40/01 Verwaltungsverfahren
83 Naturschutz Umweltschutz

Norm

AWG 2002 §39
AVG §13
VwGVG 2014 §24
VwGVG 2014 §28

Text

IM NAMEN DER REPUBLIK

Das Landesverwaltungsgericht Tirol erkennt durch seinen Richter Dr.
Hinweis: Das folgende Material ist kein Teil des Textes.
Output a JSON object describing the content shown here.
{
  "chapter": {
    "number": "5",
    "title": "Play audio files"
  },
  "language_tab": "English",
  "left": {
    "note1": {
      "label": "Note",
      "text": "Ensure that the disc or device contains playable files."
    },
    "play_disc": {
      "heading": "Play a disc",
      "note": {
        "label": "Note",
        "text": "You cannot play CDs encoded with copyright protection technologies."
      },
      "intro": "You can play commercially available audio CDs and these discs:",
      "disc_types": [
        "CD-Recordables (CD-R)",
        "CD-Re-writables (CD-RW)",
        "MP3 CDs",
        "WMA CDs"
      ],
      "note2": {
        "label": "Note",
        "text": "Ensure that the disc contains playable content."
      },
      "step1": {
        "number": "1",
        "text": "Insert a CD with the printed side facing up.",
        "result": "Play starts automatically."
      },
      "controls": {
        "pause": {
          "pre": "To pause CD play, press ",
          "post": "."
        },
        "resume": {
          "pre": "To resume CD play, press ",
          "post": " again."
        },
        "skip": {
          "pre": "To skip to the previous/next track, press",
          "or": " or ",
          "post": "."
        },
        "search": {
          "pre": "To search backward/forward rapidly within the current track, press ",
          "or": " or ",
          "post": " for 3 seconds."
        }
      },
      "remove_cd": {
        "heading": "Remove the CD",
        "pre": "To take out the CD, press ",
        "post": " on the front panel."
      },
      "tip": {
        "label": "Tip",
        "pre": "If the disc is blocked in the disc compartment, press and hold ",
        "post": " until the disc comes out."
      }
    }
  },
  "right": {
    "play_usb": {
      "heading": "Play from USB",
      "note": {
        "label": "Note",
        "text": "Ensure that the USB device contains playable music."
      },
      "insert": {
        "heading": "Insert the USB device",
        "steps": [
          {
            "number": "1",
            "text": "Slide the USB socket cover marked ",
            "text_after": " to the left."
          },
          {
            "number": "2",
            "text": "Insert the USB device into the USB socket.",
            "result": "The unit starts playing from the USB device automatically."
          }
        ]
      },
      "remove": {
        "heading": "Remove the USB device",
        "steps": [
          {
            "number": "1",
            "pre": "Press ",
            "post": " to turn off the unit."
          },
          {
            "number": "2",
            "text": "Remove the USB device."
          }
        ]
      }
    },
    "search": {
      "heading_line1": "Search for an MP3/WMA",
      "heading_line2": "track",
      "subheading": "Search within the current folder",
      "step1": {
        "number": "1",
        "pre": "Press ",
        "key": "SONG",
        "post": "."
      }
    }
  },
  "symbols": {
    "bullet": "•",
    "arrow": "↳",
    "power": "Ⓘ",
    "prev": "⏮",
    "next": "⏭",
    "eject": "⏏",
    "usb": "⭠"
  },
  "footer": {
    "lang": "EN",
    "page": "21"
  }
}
Hirn über die Beschwerde des Landesumweltanwaltes, Adresse 1, Z, gegen Spruchpunkt II. des Bescheides der Bezirkshauptmannschaft Y vom 09.06.2017, Zl *****, betreffend ein Bewilligungsverfahren nach § 50 AWG 2002 (mitbeteiligte Parteien: AA GmbH, Arbeitsinspektorat Tirol, Wasserwirtschaftliches Planungsorgan, Gemeinde X; belangte Behörde: Bezirkshauptmannschaft Y),

zu Recht:

1.       Spruchpunkt II. des Bescheides der Bezirkshauptmannschaft Y vom 09.06.2017, Zl *****, wird wegen Zurückziehung des verfahrenseinleitenden Antrages ersatzlos aufgehoben.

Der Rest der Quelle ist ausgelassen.